I would like to point out this fervent belief that academics and intellectuals have in the present-day that pleasure in art somehow cheapens it, makes it like Disneyland or a Chocolate Box.
I dont agree with that belief, and am relieved to find I am not alone.
Fine art doesn't have to be for beating oneself over the back with, or for shoring up ones morality. That's what the Guardian is for!
Here's whatChristopher Butler says:
We worry a good deal about the moral and political significance of the arts. But this seems to me to be far too easy. Anyone can think up or obey political or moral principles and apply them to art, and many do. Such arguements are parasitic on those that we have all the time, and they often just use art to make familiar moral or political points which are usually believed in by the critic on grounds quite other than the examination or art. For example, if you know that patriarchy abuses women by displaying their bodies for the male's pleasure, then it can hardly come as a great surprise to be told that Titian's Venus of Urbino is somehow 'implicated' in the system and somehow bad. It is the fate of the pleasure the picture can give that interests me.

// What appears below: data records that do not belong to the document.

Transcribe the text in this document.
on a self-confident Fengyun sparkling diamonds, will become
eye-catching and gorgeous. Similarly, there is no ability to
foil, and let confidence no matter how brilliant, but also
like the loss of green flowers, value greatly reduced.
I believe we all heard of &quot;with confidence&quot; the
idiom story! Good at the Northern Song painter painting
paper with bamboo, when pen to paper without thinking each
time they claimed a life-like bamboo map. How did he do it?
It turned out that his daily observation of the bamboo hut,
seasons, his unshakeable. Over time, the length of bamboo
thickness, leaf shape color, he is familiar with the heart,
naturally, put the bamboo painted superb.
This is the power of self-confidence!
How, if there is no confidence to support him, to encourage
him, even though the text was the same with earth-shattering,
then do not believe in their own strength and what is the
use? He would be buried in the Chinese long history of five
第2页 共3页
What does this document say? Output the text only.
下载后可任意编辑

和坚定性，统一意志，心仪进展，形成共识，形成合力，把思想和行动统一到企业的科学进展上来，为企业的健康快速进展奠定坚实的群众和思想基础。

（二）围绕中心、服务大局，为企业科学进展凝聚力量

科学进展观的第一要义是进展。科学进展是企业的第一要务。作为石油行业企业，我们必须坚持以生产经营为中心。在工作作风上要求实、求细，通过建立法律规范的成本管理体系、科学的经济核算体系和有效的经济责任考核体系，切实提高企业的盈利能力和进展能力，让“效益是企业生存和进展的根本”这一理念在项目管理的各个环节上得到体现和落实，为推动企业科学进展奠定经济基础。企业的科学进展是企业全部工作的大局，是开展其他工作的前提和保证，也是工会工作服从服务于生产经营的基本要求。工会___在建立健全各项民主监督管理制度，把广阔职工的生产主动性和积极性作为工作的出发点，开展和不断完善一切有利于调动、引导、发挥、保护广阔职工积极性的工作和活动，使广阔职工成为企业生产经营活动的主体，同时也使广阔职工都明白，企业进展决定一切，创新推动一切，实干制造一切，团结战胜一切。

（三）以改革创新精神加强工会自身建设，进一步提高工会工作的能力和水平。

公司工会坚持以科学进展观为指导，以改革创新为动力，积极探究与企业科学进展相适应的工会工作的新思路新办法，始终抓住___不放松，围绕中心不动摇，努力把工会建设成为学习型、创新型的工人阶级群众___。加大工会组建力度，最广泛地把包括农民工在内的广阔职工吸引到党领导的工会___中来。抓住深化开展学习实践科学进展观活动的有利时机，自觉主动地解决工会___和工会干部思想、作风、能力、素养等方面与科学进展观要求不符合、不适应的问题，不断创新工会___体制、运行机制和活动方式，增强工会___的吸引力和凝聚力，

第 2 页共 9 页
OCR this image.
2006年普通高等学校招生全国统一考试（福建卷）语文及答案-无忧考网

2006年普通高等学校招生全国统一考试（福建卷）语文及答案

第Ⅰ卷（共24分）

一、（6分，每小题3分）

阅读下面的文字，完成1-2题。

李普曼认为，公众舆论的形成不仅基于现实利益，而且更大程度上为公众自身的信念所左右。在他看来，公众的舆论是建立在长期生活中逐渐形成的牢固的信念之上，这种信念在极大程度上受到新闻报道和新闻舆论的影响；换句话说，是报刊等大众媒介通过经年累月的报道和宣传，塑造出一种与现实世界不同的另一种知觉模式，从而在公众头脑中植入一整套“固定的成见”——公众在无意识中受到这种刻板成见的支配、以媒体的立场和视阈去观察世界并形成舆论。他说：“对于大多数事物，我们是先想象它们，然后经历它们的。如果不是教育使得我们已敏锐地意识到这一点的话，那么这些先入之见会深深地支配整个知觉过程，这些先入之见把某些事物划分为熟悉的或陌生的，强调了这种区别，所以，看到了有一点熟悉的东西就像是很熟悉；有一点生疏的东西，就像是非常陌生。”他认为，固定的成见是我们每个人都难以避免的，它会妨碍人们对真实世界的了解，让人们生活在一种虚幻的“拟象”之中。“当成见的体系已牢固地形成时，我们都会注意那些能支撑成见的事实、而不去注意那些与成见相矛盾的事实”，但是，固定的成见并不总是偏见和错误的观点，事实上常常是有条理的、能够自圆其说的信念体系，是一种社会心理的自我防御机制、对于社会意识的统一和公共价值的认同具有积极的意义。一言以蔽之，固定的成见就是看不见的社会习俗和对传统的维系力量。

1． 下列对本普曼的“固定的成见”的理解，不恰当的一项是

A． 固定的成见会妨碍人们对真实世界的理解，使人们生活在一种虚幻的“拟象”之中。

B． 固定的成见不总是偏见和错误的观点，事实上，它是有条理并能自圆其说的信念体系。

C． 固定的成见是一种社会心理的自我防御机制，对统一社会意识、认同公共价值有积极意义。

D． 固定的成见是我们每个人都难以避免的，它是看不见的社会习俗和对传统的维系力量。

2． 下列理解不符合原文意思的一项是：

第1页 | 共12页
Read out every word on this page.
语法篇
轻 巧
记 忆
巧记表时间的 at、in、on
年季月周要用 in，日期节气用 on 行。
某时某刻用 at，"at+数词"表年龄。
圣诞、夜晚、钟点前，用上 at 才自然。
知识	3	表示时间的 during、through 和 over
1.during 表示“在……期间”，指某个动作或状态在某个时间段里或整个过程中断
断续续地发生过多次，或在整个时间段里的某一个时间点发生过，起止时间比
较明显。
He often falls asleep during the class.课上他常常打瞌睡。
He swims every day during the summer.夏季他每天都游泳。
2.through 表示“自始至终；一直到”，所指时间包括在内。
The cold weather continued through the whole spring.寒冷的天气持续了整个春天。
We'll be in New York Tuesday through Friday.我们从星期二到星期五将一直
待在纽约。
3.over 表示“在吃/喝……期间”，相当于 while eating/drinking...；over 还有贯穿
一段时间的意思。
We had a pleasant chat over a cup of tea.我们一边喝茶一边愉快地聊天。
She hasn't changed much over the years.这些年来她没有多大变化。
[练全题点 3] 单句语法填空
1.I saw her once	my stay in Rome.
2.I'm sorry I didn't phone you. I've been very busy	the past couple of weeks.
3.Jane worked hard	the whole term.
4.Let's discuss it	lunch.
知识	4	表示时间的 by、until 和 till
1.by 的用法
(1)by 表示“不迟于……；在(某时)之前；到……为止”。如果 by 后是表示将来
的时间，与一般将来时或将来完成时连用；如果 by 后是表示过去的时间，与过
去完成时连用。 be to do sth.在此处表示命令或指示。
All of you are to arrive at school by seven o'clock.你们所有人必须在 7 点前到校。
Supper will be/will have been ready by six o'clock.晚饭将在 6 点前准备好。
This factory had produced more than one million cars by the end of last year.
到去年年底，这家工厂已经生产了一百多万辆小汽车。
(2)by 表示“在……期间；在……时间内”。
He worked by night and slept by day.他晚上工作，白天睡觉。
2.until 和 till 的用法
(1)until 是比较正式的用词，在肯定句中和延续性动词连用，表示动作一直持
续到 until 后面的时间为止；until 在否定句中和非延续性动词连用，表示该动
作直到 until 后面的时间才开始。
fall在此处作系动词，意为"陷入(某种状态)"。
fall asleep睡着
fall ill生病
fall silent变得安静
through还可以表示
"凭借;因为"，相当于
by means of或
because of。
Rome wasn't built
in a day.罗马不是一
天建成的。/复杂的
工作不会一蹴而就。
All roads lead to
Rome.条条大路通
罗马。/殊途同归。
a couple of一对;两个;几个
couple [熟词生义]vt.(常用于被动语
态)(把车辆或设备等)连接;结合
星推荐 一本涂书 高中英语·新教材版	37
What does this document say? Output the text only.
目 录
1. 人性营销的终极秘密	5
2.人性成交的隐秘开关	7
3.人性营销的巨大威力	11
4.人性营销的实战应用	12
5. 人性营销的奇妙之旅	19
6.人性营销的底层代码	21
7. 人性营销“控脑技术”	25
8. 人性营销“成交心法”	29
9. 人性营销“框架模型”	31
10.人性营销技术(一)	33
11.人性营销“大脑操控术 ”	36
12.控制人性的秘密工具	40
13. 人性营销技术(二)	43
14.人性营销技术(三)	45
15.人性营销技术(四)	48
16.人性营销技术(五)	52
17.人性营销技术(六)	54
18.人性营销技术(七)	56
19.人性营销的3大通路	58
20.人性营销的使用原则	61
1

Some people are completely implacable when it comes to the idea of pleasure, believing like Protestants that any enjoyment must be evil, and that things should have a "higher purpose". But what higher purpose is there but pleasure? It elevates the person to a place outside themselves, neutering self-obsessiveness and neuroses, and enabling the viewer to become whole and truly oceanic, far more useful in the world than they would be if they were blindly (and lazily) bandwagonning!